Up until this last year Alabama had a prohibition
against bringing in any bees on the comb into the
state.  At this time we have small hive beetles, both
kinds of mites, AFB, and have trapped the Africanized
bee around the Bay of Mobile.  Packages and caged bees
have had to be inspected and found disease and pest
free (free of mites?  Really!).  The restriction did
not prevent the invasion of the pests.  Don't think it
even slowed them down very much.

It just prevented our commercial beekeepers from going
out of state, making some money in pollination, and
then bringing their own hives back in state.  Didn't
we do something of the same thing before WWII?  Those
who don't study history are doomed to repeat it.

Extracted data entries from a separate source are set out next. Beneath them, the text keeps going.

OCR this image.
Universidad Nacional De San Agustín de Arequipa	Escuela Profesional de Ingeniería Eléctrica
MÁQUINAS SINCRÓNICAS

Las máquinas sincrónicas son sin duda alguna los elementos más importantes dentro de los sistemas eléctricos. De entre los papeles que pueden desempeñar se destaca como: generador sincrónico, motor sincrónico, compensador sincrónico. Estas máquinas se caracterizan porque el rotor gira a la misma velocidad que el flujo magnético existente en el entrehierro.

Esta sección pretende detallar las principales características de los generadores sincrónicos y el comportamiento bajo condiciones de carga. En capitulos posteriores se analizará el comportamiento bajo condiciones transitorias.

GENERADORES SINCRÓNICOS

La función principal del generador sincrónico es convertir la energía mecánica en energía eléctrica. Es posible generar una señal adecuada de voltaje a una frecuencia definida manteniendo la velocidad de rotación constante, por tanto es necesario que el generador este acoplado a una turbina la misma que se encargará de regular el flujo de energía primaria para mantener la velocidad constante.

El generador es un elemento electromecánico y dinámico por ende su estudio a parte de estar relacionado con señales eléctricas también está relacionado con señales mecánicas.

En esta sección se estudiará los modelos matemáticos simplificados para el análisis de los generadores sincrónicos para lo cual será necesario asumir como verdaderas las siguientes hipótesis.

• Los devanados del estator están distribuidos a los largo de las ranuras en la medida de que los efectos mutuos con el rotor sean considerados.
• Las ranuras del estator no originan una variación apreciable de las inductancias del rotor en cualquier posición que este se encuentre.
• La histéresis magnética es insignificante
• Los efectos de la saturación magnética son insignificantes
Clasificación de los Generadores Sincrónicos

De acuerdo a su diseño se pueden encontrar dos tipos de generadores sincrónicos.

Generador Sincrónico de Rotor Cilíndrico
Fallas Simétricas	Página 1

Don't mean to inflamitory.  I am not even a sideliner
yet, but I think we need to be visionary as to what
the future holds.  We need to be proactive, not
reactive.  Now with all these platitudes, as a
beekeeping community, lets work together in a national
sense.  I am told there is a strain of Bacillis
Thurengis which is just as deadly to the varroa mite
as chems have been in the past, just not quite as
quick in action.  The bacillis takes a couple of weeks
to do its job as apposed to days with the chems.  All
that is needed is a company to start production of the
bacillis.  Supposedly the USDA has already approved
its use as a control for varroa.  Why hasn't a company
jumped on this?  High start-up costs and minimal
return.  You infect one hive and drifting bees infect
all the hives in the bee yard and for a couple of
miles around.  The bacillis persists for months,
reinfecting any mites that might come into the
infected hives from drifting bees from other areas.
Source of info, state bee inspector at Alabama state
beekeepers' meeting this month.

Hope I didn't burn anyone's backside, that wasn't the
purpose of this posting.  We now live in a world
community and we need to concern ourselves not only
with our own problems but also with the problems of
our neighbors.  Like it or not, if those problems are
not addressed, they will become our problems.